Megan McArdle - Megan McArdle is a senior editor for The Atlantic who writes about business and economics. She has worked at three start-ups, a consulting firm, an investment bank, a disaster recovery firm at Ground Zero, and The Economist. More

Megan was born and raised on the Upper West Side of Manhattan, and yes, she does enjoy her lattes, as well as the occasional extra-dry skim-milk cappuccino. Her checkered work history includes three start-ups, four years as a technology project manager for a boutique consulting firm, a summer as an associate at an investment bank, and a year spent as sort of an executive copy girl for one of the disaster-recovery firms at Ground Zero … all before the age of 30.

While working at Ground Zero, Megan started Live From the WTC, a blog focused on economics, business, and cooking. She may or may not have been the first major economics blogger, depending on whether we are allowed to throw outlying variables such as Brad Delong out of the set. From there it was but a few steps down the slippery slope to freelance journalism. She has worked in various capacities for The Economist, where she wrote about economics and oversaw the founding of Free Exchange, the magazine's economics blog. She has also maintained her own blog, Asymmetrical Information, which moved to The Atlantic, along with its owner, in August 2007.

Megan holds a bachelor's degree in English literature from the University of Pennsylvania and an M.B.A. from the University of Chicago. After a lifetime as a New Yorker, she now resides in northwest Washington, D.C., where she is still trying to figure out what one does with an apartment larger than 400 square feet.

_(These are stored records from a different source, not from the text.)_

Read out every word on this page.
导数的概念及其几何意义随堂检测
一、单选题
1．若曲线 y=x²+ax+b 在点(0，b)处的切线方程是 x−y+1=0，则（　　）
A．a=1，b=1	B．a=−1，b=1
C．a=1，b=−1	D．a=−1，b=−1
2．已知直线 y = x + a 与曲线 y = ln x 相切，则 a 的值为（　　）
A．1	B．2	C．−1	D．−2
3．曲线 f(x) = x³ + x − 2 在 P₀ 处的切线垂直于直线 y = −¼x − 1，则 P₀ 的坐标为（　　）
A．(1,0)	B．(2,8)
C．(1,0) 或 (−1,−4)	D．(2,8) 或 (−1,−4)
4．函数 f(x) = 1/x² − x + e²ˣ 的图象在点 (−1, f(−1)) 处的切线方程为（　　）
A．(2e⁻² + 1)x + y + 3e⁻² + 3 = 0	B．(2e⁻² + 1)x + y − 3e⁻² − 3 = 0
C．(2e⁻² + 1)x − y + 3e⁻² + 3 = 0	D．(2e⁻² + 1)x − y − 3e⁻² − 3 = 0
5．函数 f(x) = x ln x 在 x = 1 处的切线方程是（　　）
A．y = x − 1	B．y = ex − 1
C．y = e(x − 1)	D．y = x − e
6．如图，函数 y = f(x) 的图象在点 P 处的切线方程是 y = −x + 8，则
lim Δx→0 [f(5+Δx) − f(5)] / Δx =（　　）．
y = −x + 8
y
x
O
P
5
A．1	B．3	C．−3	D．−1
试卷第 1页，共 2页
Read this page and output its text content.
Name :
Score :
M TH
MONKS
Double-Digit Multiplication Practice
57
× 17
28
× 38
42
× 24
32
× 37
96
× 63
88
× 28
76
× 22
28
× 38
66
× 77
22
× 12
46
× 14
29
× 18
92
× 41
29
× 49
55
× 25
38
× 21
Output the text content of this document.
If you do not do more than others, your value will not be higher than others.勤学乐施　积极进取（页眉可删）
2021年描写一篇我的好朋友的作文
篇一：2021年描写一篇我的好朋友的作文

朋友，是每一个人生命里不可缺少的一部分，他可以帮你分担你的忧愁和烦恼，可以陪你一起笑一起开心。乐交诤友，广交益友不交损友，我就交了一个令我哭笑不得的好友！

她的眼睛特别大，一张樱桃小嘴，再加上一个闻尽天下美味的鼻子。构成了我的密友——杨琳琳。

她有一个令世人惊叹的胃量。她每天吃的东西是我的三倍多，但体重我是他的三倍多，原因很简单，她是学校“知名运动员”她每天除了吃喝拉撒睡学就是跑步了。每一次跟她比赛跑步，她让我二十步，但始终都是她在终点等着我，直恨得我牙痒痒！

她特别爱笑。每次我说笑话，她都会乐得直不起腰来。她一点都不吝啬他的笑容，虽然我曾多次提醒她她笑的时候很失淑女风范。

Kitchen Economics: Reader Response

By Megan McArdle
Feb 1 2011, 10:37 AM ET Comment

Readers chime in on the improvements in kitchens.  

KAHoover plugs for the dishwasher as an extremely important invention:

Two observations: the greatest labor-saving device in the kitchen is the dishwasher. I cook in two kitchens, one a country house with and our apartment without. It takes the same amount of effort to do a complex meal for sixteen with a dishwasher as a simple one for four without.
Rob Lyman points to improvements in floor technology:
   
Here's another thought: I remember TV ads from my childhood for cleaners intended to be used on "no-wax floors." Anybody here ever wax a floor?
prompting this response from a reader who sure has:

Yep. But I think I'm old enough to be your mother so that makes sense.

Back when I was a newlywed (during the Carter administration) I used to wax our kitchen floor. Not something I'm nostalgic about at all.

And by the way, I still can tomatoes every summer - our homegrown ones (in my blessedly air-conditioned kitchen). Our three sons used to help me when they were little and one of them still remembers the process fondly and has done it a time or two as an adult.

My mother was a newlywed in the early 50's, and I remember how she cooked when I was growing up. The food was a lot simpler than we tend to eat now, less spices and a lot less variety.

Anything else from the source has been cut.